Sri Lanka: les chrétiens en butte à l'extrémisme bouddhiste
Depuis plusieurs mois, le Sri Lanka est le théâtre d’une recrudescence de la guerre
qui oppose la majorité cinghalaise à la minorité tamoule, un conflit trentenaire apparemment
insoluble. La reprise des combats entre le gouvernement et les séparatistes tamouls
a jeté sur les routes des dizaines de milliers de civils terrorisés. Les chrétiens
très minoritaires, représentés tant chez les cinghalais que chez les tamouls, tentent
de rapprocher les communautés. Mais ils sont à leur tour la cible de l’intégrisme
bouddhiste, soutien du gouvernement militaire de Colombo. Un projet de loi anti-conversion,
dont l’adoption a été reportée, pèse sur la minorité chrétienne comme une épée de
Damoclès. Monseigneur Yvon Ambroise, évêque de Tuticorin, ville indienne située en
face du Sri Lanka, interrogé par Claire Malapert, parle des souffrances des chrétiens. Ecoutez
Sur le même
sujet, vous pouvez également lire la dépêche suivante de l'agence Zénith Au Sri
Lanka, devant l'opposition des chrétiens, le Parlement ajourne le projet de loi anti-conversion,
souligne « Eglises d'Asie » , l'agence des Missions étrangères de Paris (MEP). Une
commission parlementaire comprenant des députés chrétiens et des chefs de partis politiques,
chargée d'examiner le 18 février dernier, le très controversé projet de loi anti-conversion,
a conclu que sa promulgation pourrait avoir de graves conséquences, déclencher un
conflit interreligieux et constituer une violation de la constitution du pays. «
Nous devons à tout prix éviter un conflit entre les bouddhistes et les chrétiens »,
a déclaré le 26 février à l'agence Ucanews, Joseph Michael Perera, député catholique
et chef de l'opposition au Parlement [La chambre des députés du Sri Lanka compte environ
10 chrétiens sur les 225 parlementaires qui la constituent ]. De son côté, le
ministre des Affaires religieuses, Pandu Bandaranayake, a confirmé que les chrétiens
avaient demandé la clarification de certains termes du projet de loi et proposé des
amendements à celui-ci. « Il sera donc réexaminé par un comité religieux consultatif,
dépendant du Ministère des Affaires religieuses », a déclaré le ministre. Ce n'est
pas l'avis du vénérable Athureliya Rathana Thero, chef de file du parti bouddhiste
extrêmiste Jathika Hela Urumaya (JHU, Héritage national cinghalais) au Parlement,
qui assure que le projet de loi ne peut être soumis à l'approbation d'un tel comité.

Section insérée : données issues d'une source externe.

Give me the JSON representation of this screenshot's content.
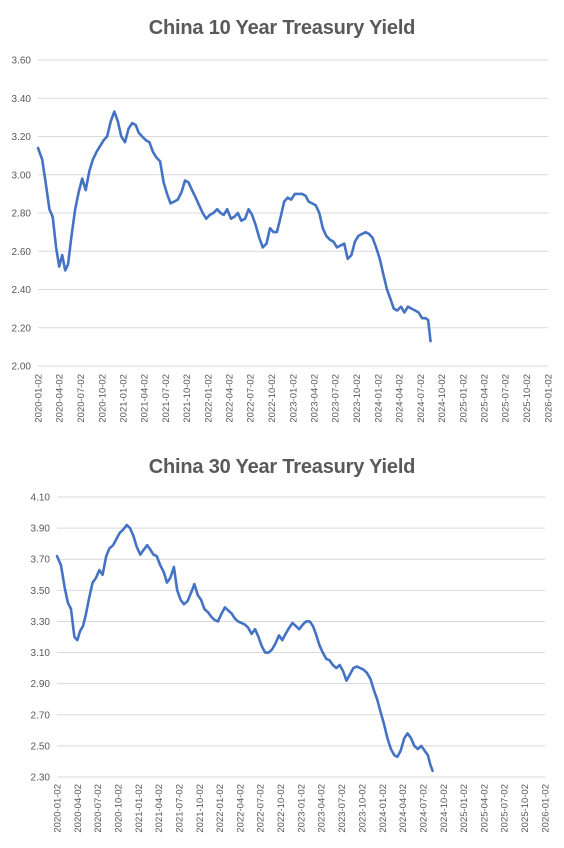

Le JHU est à l'origine du projet et le présente régulièrement au vote des parlementaires
depuis 2004, malgré le jugement de la Cour d'Appel du Sri Lanka qui l'avait déclaré
incompatible avec la constitution nationale laquelle reconnait la liberté religieuse. Mgr
Norbert Andradi, évêque d'Anuradhapura et Secrétaire général de la Conférence des
évêques catholiques du Sri Lanka, avait particulièrement souligné les problèmes d'interprétation
de certains termes du projet, risquant de faire passer tout acte de charité pour du
prosélytisme. Avec l'ensemble des évêques du Sri Lanka, il avait lancé de nombreuses
manifestations et réunions de réflexion, rassemblant les chrétiens des différentes
Eglises qui tous, dénonçaient le caractère potentiellement liberticide de la loi anti-conversion
. Cependant, le projet de loi, remanié par le JHU, semblait en bonne voie d'être
accepté par le Parlement, après avoir reçu l'approbation d'une Commission d'étude.
Le Jathika Hela Urumaya, parti dirigé uniquement par des moines bouddhistes et prônant
une idéologie nationaliste, tient en effet une place importante au sein de la coalition
gouvernementale, et rencontre l'approbation d'une grande partie des Cinghalais. Commentant
la nouvelle de cet ajournement, Joseph Perera a fait remarquer qu'« il ne s'agissait
peut-être que d'une accalmie provisoire », se remémorant probablement les multiples
tentatives passées du JHU en vue de faire adopter la loi anti-conversion.